Fatturato a +20% nel 2014 per Turbanitalia e stessa crescita è stata raggiunta dal numero dei passeggeri trasportati. “I dati dell’anno scorso sono stati, nonostante tutto, positivi. Abbiamo risentito dell’instabilità generale delle zone del Medio Oriente vicine ai confini della Turchia, nostra destinazione principale. – commenta il direttore generale Graziano Binaghi – In base alle situazioni socio-politiche dell’area, abbiamo rilevato sbalzi nel flusso di prenotazioni. Il nostro obiettivo per il 2015, condizioni geopolitiche permettendo, è di recuperare i volumi del triennio 2009/2011, che con oltre 10.000 passeggeri l’anno, facevano di noi il leader incontrastato del mercato sulla destinazione Turchia. Siamo consapevoli che non sarà semplice, ma ci auguriamo che, consolidando il prodotto e la collaborazione commerciale con le agenzie di Vvaggio, potremo ottenere gradualmente percentuali più alte”.
Intanto è in uscita la nuova edizione del catalogo cartaceo, con validità aprile-ottobre 2015. 116 pagine con una grafica rinnovata, che spera di incontrare il gusto di trade e consumer. Turbanitalia programma la destinazione da 32 anni, è specialista assoluto quanto a conoscenza del territorio e delle infrastrutture.
Il suo DNA è legato ai viaggi culturali. La programmazione, la più ricca esistente in Italia, propone tour in pullman, con guide parlanti italiano, in ogni angolo del Paese. Nel 2015, grazie ai 10 nuovi tour, sono stati arricchiti gli itinerari verso le zone meno conosciute, nella parte orientale.
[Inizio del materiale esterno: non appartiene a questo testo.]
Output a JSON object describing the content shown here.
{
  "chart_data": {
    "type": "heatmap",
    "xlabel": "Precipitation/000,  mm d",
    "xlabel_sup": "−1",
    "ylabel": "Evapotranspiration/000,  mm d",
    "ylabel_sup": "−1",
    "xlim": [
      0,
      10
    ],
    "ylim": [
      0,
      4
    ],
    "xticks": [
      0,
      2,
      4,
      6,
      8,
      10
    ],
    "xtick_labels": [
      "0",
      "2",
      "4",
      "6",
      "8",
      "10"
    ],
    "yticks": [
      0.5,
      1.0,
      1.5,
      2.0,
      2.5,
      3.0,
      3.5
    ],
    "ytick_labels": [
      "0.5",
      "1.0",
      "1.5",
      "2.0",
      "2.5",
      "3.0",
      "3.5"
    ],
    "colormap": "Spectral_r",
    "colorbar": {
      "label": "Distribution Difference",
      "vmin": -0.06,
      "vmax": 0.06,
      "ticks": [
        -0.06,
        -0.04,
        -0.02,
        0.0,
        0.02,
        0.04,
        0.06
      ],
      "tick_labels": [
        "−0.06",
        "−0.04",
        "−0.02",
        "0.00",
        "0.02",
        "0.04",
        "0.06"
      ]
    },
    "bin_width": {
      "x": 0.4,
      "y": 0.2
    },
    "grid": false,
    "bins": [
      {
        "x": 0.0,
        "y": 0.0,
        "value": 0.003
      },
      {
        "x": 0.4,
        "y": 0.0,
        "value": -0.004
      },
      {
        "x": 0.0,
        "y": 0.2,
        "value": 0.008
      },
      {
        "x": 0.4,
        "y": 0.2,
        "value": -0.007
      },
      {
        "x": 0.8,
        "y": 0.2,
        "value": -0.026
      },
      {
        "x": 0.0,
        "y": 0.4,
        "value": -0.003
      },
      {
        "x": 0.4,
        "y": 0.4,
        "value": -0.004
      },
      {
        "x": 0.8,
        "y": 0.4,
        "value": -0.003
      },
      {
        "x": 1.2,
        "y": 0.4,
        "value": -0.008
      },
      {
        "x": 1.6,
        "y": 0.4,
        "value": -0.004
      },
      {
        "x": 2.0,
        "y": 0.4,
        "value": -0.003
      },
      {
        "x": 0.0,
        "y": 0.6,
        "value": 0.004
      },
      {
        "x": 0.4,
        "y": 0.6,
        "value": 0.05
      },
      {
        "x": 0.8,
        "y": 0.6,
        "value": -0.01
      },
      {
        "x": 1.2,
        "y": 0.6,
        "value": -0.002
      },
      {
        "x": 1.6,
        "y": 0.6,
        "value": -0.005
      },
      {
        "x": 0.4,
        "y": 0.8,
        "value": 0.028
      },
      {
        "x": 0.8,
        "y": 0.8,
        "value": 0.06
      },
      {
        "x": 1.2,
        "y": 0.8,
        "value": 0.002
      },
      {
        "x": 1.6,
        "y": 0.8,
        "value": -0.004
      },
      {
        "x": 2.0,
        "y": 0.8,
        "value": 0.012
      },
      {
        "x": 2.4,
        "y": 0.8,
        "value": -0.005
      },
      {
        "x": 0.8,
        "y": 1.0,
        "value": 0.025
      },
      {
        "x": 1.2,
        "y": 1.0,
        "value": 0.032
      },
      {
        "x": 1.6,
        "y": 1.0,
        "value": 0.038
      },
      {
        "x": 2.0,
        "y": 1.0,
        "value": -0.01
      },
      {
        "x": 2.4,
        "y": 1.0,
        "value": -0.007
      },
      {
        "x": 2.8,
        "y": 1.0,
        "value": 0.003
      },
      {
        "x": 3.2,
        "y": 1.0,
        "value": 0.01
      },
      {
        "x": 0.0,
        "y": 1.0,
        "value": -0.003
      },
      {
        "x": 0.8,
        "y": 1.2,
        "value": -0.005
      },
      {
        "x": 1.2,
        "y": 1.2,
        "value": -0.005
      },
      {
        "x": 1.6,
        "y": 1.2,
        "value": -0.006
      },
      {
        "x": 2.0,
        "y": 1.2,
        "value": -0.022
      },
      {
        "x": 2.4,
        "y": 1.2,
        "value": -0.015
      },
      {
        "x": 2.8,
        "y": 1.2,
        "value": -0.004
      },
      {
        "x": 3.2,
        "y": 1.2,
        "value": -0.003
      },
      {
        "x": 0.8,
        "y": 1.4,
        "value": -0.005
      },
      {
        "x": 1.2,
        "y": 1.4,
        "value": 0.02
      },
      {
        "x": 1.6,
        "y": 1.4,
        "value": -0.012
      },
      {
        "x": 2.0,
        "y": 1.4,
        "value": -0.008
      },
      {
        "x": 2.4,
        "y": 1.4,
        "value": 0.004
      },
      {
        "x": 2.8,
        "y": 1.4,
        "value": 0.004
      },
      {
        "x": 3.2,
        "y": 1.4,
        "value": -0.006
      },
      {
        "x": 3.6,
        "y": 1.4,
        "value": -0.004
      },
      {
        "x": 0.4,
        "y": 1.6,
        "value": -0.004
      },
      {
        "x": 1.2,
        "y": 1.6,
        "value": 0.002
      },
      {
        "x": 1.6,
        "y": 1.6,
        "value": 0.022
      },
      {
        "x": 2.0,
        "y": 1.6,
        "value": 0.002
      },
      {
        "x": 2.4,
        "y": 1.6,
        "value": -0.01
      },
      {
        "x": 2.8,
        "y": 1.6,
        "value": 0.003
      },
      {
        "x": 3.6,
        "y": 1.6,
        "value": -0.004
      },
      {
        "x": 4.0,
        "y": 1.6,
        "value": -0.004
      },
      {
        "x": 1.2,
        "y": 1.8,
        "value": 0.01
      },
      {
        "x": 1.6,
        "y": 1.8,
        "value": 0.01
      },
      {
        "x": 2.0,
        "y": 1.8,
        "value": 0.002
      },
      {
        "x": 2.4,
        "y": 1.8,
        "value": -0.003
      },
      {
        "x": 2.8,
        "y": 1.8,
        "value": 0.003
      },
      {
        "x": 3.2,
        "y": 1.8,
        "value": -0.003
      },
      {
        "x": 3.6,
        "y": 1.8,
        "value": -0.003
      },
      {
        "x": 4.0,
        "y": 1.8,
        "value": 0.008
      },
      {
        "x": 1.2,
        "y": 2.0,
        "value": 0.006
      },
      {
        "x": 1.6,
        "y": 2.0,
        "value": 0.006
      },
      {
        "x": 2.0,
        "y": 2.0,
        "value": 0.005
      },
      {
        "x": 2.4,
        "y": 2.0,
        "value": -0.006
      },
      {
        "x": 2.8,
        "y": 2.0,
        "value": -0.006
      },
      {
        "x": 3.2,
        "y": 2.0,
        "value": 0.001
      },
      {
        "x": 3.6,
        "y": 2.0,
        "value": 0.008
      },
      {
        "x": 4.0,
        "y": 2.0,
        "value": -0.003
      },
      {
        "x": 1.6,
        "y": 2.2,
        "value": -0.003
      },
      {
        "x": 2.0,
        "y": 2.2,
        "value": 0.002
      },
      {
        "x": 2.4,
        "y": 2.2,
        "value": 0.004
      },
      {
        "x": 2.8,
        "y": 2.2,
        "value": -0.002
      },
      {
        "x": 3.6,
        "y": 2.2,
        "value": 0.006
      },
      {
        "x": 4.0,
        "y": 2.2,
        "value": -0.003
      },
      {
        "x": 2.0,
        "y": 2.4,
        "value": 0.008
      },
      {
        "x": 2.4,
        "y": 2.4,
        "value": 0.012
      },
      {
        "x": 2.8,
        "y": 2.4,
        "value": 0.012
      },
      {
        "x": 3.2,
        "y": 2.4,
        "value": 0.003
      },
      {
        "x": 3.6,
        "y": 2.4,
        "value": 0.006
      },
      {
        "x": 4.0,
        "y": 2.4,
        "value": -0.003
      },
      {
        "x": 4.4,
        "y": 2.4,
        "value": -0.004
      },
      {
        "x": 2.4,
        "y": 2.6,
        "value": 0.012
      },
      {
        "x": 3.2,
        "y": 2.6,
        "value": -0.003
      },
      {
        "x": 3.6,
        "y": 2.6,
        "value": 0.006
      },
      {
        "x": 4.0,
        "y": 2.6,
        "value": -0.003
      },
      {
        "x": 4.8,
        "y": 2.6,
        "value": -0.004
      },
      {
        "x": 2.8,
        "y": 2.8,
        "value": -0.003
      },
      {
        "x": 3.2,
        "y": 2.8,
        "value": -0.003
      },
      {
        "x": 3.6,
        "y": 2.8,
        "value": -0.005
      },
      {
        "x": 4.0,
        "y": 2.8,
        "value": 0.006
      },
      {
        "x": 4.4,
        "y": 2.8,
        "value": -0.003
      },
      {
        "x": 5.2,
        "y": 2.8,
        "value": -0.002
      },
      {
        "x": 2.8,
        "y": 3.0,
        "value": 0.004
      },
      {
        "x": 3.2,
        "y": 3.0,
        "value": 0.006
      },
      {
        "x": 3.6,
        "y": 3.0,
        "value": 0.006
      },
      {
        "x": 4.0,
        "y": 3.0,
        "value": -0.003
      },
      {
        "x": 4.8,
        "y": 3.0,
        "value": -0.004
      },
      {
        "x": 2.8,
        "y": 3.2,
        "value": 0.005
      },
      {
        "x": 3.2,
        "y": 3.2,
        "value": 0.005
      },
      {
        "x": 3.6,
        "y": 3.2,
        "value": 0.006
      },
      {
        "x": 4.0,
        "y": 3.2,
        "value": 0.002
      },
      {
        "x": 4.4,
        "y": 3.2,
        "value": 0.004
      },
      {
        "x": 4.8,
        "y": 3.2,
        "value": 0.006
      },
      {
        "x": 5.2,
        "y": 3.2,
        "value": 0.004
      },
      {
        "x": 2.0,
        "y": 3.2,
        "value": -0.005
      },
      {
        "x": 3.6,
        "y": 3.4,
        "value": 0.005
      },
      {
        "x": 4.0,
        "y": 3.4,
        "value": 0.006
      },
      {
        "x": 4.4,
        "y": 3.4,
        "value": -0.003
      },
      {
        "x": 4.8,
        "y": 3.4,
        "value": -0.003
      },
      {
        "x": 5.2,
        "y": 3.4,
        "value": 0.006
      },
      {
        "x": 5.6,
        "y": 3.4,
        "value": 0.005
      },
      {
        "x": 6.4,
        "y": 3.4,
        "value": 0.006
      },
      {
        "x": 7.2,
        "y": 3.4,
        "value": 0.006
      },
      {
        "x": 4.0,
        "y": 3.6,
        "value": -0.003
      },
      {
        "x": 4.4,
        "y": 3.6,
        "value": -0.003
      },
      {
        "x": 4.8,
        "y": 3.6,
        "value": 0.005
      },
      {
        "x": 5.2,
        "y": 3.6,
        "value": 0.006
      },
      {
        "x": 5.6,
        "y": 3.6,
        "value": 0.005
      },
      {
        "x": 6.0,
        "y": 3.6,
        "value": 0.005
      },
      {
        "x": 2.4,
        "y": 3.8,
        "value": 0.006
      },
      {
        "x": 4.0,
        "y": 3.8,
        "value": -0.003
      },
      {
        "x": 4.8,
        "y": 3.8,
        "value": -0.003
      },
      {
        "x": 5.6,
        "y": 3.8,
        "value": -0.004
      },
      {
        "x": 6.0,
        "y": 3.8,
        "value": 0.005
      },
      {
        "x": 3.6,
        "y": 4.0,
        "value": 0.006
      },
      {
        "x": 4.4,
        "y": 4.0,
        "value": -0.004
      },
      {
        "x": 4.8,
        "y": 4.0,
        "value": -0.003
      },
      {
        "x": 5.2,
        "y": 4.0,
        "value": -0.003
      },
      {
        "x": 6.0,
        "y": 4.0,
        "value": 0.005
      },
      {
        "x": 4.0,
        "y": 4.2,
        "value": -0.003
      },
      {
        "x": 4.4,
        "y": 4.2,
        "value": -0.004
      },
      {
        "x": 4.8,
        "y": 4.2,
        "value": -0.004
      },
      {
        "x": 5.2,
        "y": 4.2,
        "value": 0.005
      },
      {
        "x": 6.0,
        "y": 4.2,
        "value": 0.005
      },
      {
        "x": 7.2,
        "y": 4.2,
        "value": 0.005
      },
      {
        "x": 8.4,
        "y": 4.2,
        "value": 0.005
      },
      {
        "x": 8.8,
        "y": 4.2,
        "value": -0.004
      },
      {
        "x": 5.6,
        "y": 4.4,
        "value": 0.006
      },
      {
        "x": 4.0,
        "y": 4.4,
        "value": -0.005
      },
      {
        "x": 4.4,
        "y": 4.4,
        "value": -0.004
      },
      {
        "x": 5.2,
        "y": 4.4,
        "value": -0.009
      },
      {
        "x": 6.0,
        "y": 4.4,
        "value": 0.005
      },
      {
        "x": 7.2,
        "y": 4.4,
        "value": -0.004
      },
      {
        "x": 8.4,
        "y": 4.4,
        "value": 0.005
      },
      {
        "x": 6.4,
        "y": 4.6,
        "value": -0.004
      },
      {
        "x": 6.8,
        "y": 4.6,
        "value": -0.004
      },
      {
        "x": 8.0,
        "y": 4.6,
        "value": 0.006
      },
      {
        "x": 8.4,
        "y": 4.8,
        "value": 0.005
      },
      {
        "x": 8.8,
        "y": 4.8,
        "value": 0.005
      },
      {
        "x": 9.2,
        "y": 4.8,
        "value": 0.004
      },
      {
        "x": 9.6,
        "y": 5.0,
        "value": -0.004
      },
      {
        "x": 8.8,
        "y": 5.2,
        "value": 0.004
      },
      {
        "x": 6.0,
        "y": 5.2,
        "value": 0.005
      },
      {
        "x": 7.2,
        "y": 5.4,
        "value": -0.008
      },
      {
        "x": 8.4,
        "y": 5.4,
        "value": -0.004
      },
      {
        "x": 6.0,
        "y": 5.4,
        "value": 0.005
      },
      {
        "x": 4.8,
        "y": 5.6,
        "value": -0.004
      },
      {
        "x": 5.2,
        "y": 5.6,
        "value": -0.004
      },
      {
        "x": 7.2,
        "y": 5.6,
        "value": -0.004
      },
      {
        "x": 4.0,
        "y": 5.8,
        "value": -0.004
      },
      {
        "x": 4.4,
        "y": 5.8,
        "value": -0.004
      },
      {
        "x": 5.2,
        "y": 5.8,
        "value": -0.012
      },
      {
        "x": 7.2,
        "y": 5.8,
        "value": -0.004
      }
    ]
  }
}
Si tratta di una Turchia meno nota, perfetta per chi ha già effettuato un viaggio nelle località più classiche del Paese, e per i viaggiatori più assetati di cultura.
Quest’anno, per la prima volta, Turbanitalia distribuirà due cataloghi distinti, uno sulla Turchia e uno che raccoglie tutte le altre destinazioni: Giordania, Oman, Emirati Arabi, Armenia, Georgia, Uzbekistan, Egitto, Sri Lanka e, novità imminente, Iran. Si tratta di viaggi principalmente culturali, dove il soggiorno balneare è considerato quasi sempre come estensione rilassante. Molti di questi viaggi si possono costruire a livello individuale, per consentire la massima personalizzazione.